One can easily foresee a future where a self-driving truck has a driver in it who is only driving 'regulated' hours for a small portion of a trip (say during high traffic, highway entry/exit, etc). The driver could spend the rest of his time sleeping, reading, or coding - he'd basically be a passenger.

If a truck can haul for 20-30 hours without stopping for overnights, that dramatically changes the economies of fast freight.

3 comments

Coding is a very HN comment :)

More realistically, he can do the trucking office work from the truck.

Truck drivers don't do office work, really. All of the documents like bill of lading, etc are taken care of by the office workers of the company the driver works with.

They have to do paperwork like logging hours, doing a pre-trip inspection, etc. This is done during off-time while the driver isn't driving (for obvious reasons). Usually on the driver's seat with a clipboard on the steering wheel :D

they don't write code while they're driving right now either.

but if they suddenly started sitting in a truck doing nothing all day instead of driving, it's a lot more likely that some office duties would be shifted to the truckers rather than the truckers taking on totally unrelated projects.

This was my thought.
> One can easily foresee a future where a self-driving truck has a driver in it who is only driving 'regulated' hours for a small portion of a trip (say during high traffic, highway entry/exit, etc). The driver could spend the rest of his time sleeping, reading, or coding - he'd basically be a passenger.

That kinda already exists though, with team driving. Two pilots relaying gives ~22h of driving per 24h plus 2x30mn slack (under US regs, though there's still a limit of 70h/8 days followed by 34h rest per driver).

> That kinda already exists though, with team driving. Two pilots relaying gives ~22h of driving per 24h plus 2x30mn slack (under US regs, though there's still a limit of 70h/8 days followed by 34h rest per driver).

So at minimum labor costs could halve... Sounds like a huge productivity boost.

> So at minimum labor costs could halve... Sounds like a huge productivity boost.

It's not a change in productivity at all.

Also

> Truckers generally get paid per mile, not per hour.

One person getting the job of two people done is indeed a [giant] productivity boost. Compensation will surely change along with the industry, but there's not a reason to suspect drivers will be the winners in this.
You typically pay a surcharge for a team load, usually because you effectively move your load 1000 miles a day instead of 500. For certain types of loads, team drivers are how you make up for manufacturing delays.
rest of his time sleeping, reading, or coding

Problematic in at least two ways, probably three.

Even if (and that's a very big if) we get to a point where we decide we need someone behind the wheel of these truck, but it's okay for them to be staring at a laptop the entire time, I can't see a whole lot of quality code coming from someone who is sitting in the cabin of a truck with one eye constantly on the road.
That's why you hire 10x coders to do it, so that the worst you get is 2-3x.
Just when I thought there wasn’t anything worse than the open office plan.

It brings a whole new meaning to the word “shipping”.

> Just when I thought there wasn’t anything worse than the open office plan.

Eh.
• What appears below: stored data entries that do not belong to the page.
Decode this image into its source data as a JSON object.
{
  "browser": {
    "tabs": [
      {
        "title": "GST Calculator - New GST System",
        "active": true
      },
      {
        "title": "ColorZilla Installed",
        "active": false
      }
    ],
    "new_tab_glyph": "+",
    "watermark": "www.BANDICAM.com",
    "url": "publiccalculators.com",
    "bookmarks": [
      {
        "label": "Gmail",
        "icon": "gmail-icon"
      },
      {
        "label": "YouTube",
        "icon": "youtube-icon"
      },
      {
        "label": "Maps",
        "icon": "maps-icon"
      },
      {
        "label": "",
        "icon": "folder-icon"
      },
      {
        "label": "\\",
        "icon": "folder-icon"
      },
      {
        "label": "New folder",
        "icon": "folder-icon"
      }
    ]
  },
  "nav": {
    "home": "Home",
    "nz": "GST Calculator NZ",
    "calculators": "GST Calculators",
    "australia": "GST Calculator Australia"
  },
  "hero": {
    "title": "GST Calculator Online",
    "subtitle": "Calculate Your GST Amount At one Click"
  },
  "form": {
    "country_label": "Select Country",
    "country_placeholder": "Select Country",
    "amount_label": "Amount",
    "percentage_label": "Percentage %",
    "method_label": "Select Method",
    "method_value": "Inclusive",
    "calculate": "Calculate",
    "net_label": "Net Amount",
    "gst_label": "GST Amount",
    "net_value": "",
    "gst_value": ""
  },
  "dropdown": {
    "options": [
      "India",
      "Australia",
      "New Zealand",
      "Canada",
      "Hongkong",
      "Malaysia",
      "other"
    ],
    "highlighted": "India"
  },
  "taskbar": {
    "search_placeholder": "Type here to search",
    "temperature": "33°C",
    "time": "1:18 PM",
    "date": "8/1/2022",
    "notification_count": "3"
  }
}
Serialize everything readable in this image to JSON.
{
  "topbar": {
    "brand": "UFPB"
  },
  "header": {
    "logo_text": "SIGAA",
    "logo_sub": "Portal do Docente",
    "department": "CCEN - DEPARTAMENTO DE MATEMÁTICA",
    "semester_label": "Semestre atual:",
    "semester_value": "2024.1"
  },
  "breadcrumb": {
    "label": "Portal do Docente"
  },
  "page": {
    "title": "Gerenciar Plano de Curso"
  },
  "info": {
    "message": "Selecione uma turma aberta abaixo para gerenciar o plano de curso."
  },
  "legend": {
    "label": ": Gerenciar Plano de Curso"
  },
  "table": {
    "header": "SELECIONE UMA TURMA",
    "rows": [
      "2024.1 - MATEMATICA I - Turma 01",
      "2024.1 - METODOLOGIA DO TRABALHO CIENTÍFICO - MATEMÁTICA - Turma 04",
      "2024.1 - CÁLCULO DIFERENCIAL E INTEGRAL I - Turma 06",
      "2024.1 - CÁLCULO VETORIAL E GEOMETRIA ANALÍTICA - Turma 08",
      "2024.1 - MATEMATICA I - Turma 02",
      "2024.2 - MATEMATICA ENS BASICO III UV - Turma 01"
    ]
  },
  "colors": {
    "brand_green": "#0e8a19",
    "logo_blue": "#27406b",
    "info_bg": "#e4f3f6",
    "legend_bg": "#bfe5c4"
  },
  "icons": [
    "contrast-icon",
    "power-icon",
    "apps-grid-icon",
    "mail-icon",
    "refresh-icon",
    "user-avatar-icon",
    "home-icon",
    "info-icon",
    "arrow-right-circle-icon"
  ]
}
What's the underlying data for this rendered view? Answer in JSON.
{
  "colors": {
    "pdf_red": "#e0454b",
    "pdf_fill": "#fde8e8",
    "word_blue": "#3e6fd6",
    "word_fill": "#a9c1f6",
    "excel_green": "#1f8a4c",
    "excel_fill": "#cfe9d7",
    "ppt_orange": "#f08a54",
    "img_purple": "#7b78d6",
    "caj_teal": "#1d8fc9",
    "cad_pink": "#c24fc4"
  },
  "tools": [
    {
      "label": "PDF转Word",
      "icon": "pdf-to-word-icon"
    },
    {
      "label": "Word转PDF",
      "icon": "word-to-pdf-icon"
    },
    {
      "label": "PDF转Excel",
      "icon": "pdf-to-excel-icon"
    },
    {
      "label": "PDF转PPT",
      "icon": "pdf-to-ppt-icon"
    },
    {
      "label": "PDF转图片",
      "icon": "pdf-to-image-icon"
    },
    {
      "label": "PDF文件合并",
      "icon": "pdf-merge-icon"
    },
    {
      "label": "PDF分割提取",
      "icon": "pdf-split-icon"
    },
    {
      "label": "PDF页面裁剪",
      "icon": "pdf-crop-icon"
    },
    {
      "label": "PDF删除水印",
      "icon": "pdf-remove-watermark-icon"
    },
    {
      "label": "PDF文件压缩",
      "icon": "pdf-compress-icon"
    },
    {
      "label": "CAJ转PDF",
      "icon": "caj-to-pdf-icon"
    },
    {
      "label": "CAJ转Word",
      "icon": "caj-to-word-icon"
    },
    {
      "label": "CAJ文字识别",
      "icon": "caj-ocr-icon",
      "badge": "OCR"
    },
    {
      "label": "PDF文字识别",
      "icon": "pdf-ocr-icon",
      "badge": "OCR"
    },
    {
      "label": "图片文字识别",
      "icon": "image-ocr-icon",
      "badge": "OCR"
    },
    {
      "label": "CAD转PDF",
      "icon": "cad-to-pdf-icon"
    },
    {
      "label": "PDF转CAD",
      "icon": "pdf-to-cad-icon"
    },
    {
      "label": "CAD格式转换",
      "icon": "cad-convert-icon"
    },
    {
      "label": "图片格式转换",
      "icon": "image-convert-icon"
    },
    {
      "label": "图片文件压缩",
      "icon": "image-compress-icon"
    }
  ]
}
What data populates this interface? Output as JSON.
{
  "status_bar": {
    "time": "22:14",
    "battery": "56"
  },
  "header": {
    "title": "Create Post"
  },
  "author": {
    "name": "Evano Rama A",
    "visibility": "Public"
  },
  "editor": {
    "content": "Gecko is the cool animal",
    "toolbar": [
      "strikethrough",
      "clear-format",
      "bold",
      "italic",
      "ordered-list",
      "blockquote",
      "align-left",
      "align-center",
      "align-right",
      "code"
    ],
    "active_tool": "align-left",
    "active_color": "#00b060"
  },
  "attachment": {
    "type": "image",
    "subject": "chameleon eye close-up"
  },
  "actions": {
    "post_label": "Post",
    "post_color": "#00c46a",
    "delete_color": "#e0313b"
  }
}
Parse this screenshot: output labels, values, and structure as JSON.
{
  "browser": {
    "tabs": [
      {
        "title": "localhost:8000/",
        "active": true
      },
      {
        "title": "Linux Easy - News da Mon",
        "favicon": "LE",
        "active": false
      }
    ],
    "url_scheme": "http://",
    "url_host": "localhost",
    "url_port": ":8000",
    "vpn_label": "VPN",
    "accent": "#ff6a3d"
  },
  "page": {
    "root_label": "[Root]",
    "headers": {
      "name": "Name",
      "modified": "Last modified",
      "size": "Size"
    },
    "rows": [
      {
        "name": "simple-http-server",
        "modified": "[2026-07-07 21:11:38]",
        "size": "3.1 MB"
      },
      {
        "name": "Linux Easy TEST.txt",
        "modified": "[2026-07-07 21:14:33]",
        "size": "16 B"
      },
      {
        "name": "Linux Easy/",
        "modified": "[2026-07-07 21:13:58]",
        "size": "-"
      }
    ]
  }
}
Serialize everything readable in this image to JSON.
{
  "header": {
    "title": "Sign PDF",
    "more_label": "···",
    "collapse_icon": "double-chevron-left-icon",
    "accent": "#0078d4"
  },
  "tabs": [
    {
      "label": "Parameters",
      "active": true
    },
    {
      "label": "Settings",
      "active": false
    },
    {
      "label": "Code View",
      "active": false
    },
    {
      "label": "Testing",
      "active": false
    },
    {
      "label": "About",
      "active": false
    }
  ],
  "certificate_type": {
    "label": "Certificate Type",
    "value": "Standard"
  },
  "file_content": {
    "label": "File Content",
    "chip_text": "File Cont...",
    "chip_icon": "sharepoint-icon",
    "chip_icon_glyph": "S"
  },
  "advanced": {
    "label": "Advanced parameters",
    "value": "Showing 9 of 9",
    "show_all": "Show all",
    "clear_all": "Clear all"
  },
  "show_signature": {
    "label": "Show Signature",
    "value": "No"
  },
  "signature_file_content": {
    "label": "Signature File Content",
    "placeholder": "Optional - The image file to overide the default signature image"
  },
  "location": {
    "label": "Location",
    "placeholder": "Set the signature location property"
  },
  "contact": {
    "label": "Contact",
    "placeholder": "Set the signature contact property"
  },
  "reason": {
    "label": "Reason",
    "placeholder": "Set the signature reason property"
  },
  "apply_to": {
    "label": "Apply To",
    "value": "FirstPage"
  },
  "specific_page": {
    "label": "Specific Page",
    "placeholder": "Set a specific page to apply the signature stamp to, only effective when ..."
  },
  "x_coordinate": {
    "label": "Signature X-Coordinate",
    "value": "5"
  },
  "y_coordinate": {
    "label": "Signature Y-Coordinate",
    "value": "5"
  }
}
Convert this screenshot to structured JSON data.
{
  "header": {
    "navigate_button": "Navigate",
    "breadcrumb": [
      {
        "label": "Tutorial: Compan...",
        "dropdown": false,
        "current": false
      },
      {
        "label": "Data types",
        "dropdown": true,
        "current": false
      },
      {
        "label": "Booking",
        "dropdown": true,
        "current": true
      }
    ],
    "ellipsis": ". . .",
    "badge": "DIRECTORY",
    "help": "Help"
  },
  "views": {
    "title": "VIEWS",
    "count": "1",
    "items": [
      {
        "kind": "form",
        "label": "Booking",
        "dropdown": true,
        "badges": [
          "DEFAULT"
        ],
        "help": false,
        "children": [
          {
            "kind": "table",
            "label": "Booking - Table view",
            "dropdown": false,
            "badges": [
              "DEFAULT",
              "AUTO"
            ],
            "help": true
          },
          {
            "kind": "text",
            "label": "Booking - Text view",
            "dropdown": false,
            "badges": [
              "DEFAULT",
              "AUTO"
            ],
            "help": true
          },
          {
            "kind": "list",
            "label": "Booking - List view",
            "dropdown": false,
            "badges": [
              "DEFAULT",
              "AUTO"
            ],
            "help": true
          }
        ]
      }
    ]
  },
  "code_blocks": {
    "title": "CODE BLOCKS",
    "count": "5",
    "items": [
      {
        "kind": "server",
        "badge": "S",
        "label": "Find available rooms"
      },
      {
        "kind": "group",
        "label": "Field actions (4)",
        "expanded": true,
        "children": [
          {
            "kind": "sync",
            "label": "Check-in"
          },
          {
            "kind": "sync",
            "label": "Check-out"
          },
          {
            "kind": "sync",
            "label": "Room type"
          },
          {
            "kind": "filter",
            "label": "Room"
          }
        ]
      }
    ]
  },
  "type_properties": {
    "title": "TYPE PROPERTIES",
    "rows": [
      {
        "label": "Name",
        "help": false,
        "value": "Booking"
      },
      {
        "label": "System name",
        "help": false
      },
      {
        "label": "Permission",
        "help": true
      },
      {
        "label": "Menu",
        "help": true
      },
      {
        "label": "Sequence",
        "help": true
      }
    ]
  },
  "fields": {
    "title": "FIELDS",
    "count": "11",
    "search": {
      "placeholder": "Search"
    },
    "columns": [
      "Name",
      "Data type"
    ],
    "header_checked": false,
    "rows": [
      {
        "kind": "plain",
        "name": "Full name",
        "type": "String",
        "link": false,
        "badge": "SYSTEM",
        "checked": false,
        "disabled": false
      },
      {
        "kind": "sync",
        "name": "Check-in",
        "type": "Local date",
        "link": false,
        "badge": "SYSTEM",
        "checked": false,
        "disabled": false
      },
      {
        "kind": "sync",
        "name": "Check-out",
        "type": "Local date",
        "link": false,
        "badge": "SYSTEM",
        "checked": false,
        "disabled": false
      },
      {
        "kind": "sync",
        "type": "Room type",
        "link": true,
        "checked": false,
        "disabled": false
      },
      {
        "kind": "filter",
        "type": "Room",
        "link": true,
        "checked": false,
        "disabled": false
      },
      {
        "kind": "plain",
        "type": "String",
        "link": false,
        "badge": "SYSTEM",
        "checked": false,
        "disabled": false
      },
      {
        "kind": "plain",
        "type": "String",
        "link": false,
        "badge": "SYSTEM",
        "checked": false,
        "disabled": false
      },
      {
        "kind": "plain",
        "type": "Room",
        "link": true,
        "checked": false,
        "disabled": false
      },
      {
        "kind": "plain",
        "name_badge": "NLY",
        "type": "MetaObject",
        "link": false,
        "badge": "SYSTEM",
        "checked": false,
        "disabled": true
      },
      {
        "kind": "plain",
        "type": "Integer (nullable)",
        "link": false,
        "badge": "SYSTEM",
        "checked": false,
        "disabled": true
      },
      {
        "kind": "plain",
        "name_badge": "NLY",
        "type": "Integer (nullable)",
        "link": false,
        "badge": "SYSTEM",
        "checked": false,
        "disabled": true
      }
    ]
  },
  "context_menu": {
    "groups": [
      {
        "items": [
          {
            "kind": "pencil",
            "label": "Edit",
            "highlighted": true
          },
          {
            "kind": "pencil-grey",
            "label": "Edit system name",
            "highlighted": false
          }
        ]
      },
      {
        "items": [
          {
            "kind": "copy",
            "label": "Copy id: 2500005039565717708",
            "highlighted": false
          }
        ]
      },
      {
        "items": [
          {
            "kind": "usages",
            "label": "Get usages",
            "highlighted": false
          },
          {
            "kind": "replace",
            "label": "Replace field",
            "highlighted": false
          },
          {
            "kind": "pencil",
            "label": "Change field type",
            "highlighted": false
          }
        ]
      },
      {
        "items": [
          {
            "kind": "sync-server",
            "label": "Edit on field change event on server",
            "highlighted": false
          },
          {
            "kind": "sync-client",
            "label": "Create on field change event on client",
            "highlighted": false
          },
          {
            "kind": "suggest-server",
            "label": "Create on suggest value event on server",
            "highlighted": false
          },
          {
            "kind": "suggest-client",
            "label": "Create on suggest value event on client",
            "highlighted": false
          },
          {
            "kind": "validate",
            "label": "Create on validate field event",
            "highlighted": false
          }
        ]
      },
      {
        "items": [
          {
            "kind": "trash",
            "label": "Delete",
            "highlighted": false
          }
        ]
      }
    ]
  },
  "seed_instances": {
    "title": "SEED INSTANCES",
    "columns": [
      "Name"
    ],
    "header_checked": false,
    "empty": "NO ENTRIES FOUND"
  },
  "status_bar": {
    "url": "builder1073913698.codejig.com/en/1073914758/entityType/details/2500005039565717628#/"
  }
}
A truck cabin sounds better. You can have music without needing to wear cans, you don't hear jim's mastication or janice's burping you don't get assaulted by emily's lack of hygiene or randy's mix of aggressive cologne and smelly feet, you decide what temperature you're most comfortable at, you can work without pants, …

The main issue would be 'net connectivity.

I'm not kidding: I've imagined exactly that as a career change more than once. Live on the road, see new places every day, hack on open source projects, write, spend time with someone with similar interests (the hardest part). What's not to love?

Even removing the autonomous angle, I've thought about driving during the day and having laptop time for the same activities during rest periods. Probably seems weird, but I'd be in if I could make it work. I do my best thinking behind the wheel, and I've solved a number of engineering problems on road trips. It seems ideal.

> I've thought about driving during the day and having laptop time for the same activities during rest periods. Probably seems weird, but I'd be in if I could make it work. I do my best thinking behind the wheel, and I've solved a number of engineering problems on road trips. It seems ideal.

I hear trucking causes quite a bit of fatigue.

Why? I'm speaking of a completely autonomous truck, not some level 2 adaptive cruise control. The 'driver' could be sitting on a couch or at a desk in his sleeper cab the whole time.